Entre lágrimas, ella lavaba la mantita. No una cualquiera, sino la que el tiempo había ido deshilachando y remendando hasta recordar más a un despeluchado muñeco de trapo, que a la bonita toquilla que había sido. Cada zurcido, a pesar de su escasa destreza, y cada lavado, lo realizaba con un mimo especial, con la esperanza de que hubiese una próxima vez.
La mantita curativa, como la llamaba su hijo, era lo poco que guardaba de él. El único objeto, aparte de alguna foto y un metro flexible tronchado con restos de cemento, que recordaba su existencia.
Los recuerdos, en cambio, eran muchos. Recuerdos que perduraban después de seis años, recuerdos dormidos que le despertaban y desvelaban unas noches y que le reconfortaban y mecían en otras, recuerdos intermitentes, recuerdos que se desvanecían, como el sonido de su voz, y recuerdos que se hacían más intensos con el paso de tiempo y que le mantenían presente, tal vez a modo de bálsamo para soportar su ausencia o como un misterioso canal de comunicación con la eternidad.

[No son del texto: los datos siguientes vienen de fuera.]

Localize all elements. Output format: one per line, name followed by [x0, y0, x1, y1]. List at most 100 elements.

A ella le gustaba recordarlo como un «JohnWayne», modo familiar y jocoso con el que se referían a él su madre y sus hermanos. Su aspecto físico, tanto de joven como a sus 63 años, cuando murió, se asemejaba mucho al vaquero más universal. También su forma de vivir: abruptamente, tiernamente, festivamente, honestamente.
Era reservado, pero generoso en sus afectos, familiar, gran cocinero, con una mano estupenda para los niños, amante de su trabajo, fiel amigo, de lágrima fácil -veía las películas de amor con un pañuelo en el bolsillo-, apasionado del western, y enamorado.

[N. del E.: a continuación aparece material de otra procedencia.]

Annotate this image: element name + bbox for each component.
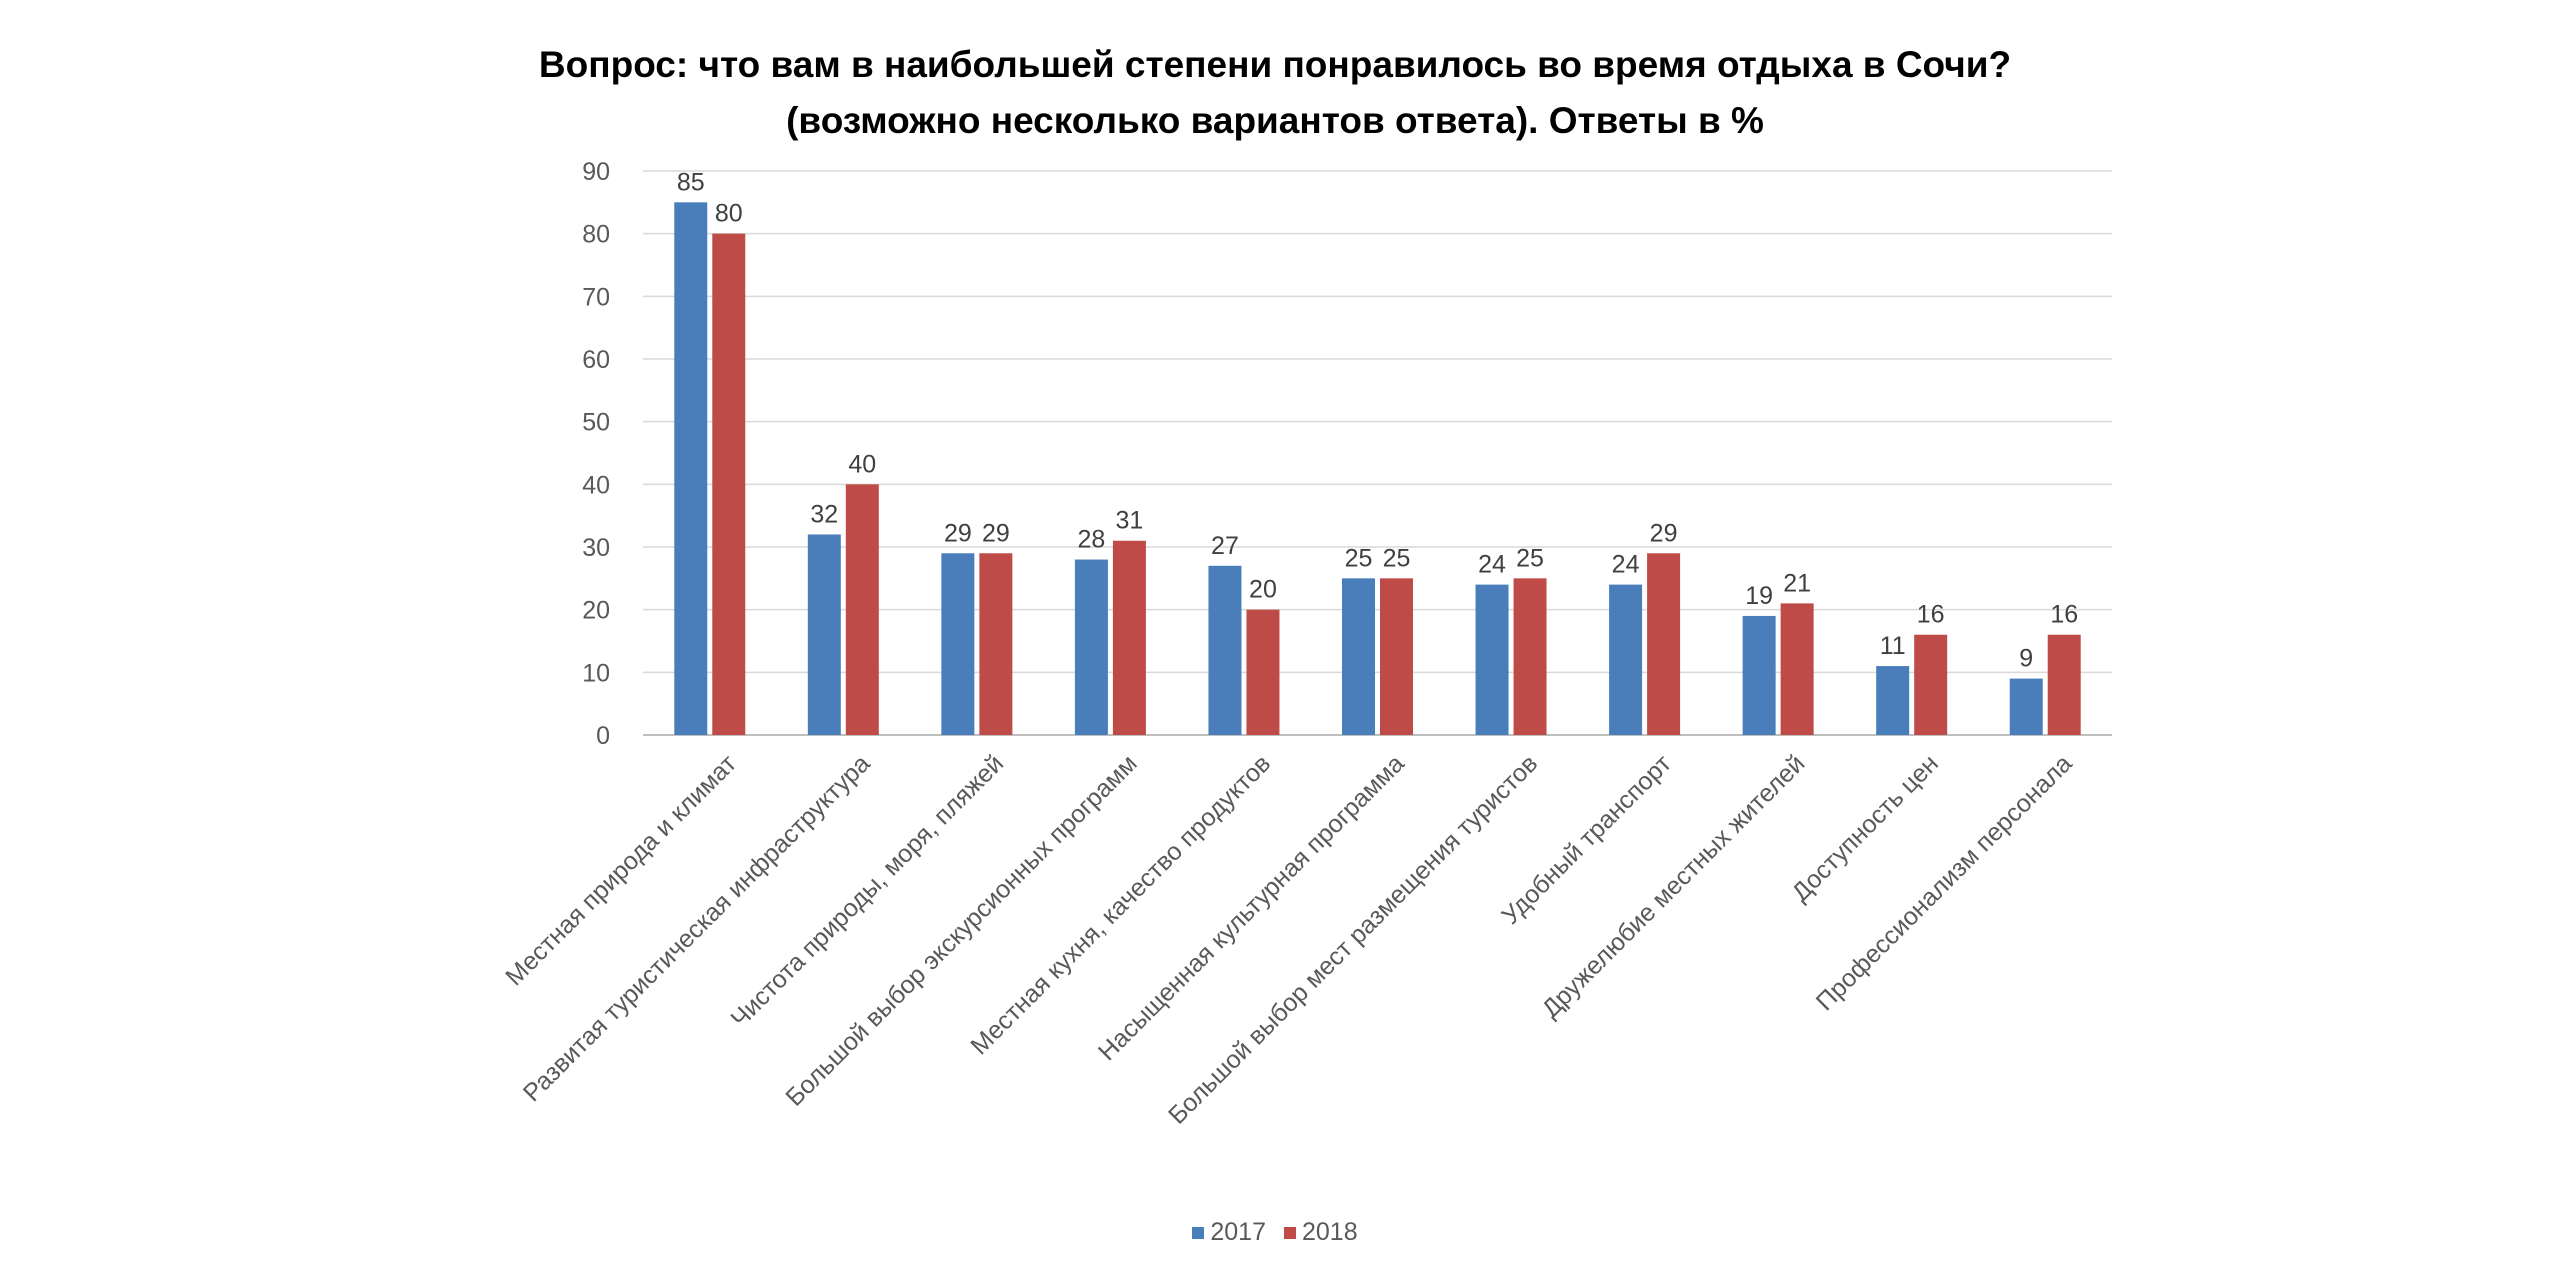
legend-swatch-2018 <box>1284 1226 1296 1239</box>
data-label-2018: 25 <box>1516 544 1544 572</box>
data-label-2017: 19 <box>1745 582 1773 610</box>
y-tick-label: 10 <box>582 659 610 687</box>
bar-2017-8 <box>1742 615 1776 735</box>
data-label-2017: 24 <box>1478 551 1506 579</box>
data-label-2018: 20 <box>1249 576 1277 604</box>
bar-2017-0 <box>674 202 708 736</box>
x-category-label: Профессионализм персонала <box>1811 749 2078 1016</box>
bar-2017-1 <box>807 534 841 735</box>
y-tick-label: 90 <box>582 158 610 186</box>
bar-2017-5 <box>1342 578 1375 735</box>
data-label-2017: 11 <box>1880 632 1906 660</box>
data-label-2017: 25 <box>1345 544 1373 572</box>
x-category-label: Насыщенная культурная программа <box>1093 749 1410 1066</box>
bar-2017-10 <box>2009 678 2043 735</box>
x-category-label: Чистота природы, моря, пляжей <box>725 749 1009 1033</box>
chart-title: Вопрос: что вам в наибольшей степени пон… <box>538 44 2012 85</box>
chart-subtitle: (возможно несколько вариантов ответа). О… <box>786 100 1764 141</box>
legend-swatch-2017 <box>1192 1226 1205 1239</box>
y-tick-label: 70 <box>582 283 610 311</box>
bar-2018-10 <box>2047 634 2081 735</box>
bar-2018-0 <box>712 233 746 735</box>
bar-2018-3 <box>1112 540 1146 735</box>
legend-label-2018: 2018 <box>1302 1218 1358 1246</box>
chart-legend: 2017 2018 <box>0 1218 2550 1247</box>
y-tick-label: 0 <box>596 722 610 750</box>
bar-2018-2 <box>979 553 1013 735</box>
data-label-2017: 27 <box>1211 532 1239 560</box>
data-label-2018: 29 <box>982 519 1010 547</box>
bar-2017-7 <box>1609 584 1643 735</box>
bar-2018-1 <box>845 484 879 735</box>
data-label-2018: 21 <box>1783 569 1811 597</box>
data-label-2017: 32 <box>810 500 838 528</box>
bar-2017-4 <box>1208 565 1242 735</box>
bar-2018-9 <box>1914 634 1948 735</box>
y-tick-label: 20 <box>582 597 610 625</box>
bar-2018-6 <box>1513 578 1547 735</box>
bar-2018-8 <box>1780 603 1814 735</box>
data-label-2018: 31 <box>1116 507 1144 535</box>
bar-2017-9 <box>1876 666 1910 735</box>
data-label-2018: 40 <box>848 450 876 478</box>
legend-label-2017: 2017 <box>1210 1218 1266 1246</box>
data-label-2018: 29 <box>1650 519 1678 547</box>
data-label-2018: 16 <box>1917 601 1945 629</box>
bar-2017-3 <box>1074 559 1108 735</box>
y-tick-label: 80 <box>582 221 610 249</box>
data-label-2018: 16 <box>2050 601 2078 629</box>
bar-2018-4 <box>1246 609 1280 735</box>
bar-2017-6 <box>1475 584 1509 735</box>
x-category-label: Местная природа и климат <box>500 749 742 991</box>
data-label-2017: 85 <box>677 168 705 196</box>
bar-2018-7 <box>1647 553 1681 735</box>
y-tick-label: 30 <box>582 534 610 562</box>
bar-2017-2 <box>941 553 975 735</box>
data-label-2017: 28 <box>1078 526 1106 554</box>
y-tick-label: 40 <box>582 471 610 499</box>
x-category-label: Местная кухня, качество продуктов <box>965 749 1276 1060</box>
legend-item-2018: 2018 <box>1284 1218 1358 1247</box>
data-label-2017: 24 <box>1612 551 1640 579</box>
bar-2018-5 <box>1380 578 1413 735</box>
y-tick-label: 60 <box>582 346 610 374</box>
data-label-2017: 9 <box>2019 645 2033 673</box>
legend-item-2017: 2017 <box>1192 1218 1266 1247</box>
data-label-2018: 80 <box>715 200 743 228</box>
data-label-2017: 29 <box>944 519 972 547</box>
data-label-2018: 25 <box>1383 544 1411 572</box>
y-tick-label: 50 <box>582 409 610 437</box>
x-category-label: Дружелюбие местных жителей <box>1537 749 1811 1023</box>
x-category-label: Доступность цен <box>1786 749 1944 907</box>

En una de sus últimas conversaciones entre padre e hija, le confesaba que ahora más que nunca estaba enamorado de su mujer. Confesión que a ella le resultaba desgarradora ahora que no estaba, a la vez que fantástica. Sobre todo cuando pensaba en su madre, su mujer, de quien aprendió cómo despedir a un gran vaquero.
No faltó de nada: amor, mucho amor del bueno; las canciones de su vida, el hilo conductor de una historia, la suya, marcada por las dificultades, la lucha, el apoyo incondicional, el trabajo, grandes dosis de ilusión y otros muchos sentimientos que durante un mes afloraron en aquella habitación de hospital y que hiceron de la despedida un momento duro, pero mágico. Hubo tiempo para un brindis final: «lo has hecho muy bien y en la eternidad nos encontraremos».
John Wayne ya no está, pero ella siente que sigue ahí. Otro vaquero del siglo XXI, con menos centímetros, más blandito, pero igual de bravo, Woody, le hacía, a los pocos días de su marcha, un guiño desde las profundidades catódicas y le tranquilizaba con un bonito mensaje: «sigo cuidando de vosotros».
Hoy es 9 septiembre, una fecha muy especial para ella, y también para mí desde hace seis años: la de un adiós, un hasta luego o hasta la eternidad. Y por mi padre, mi particular John Wayne, yo brindo.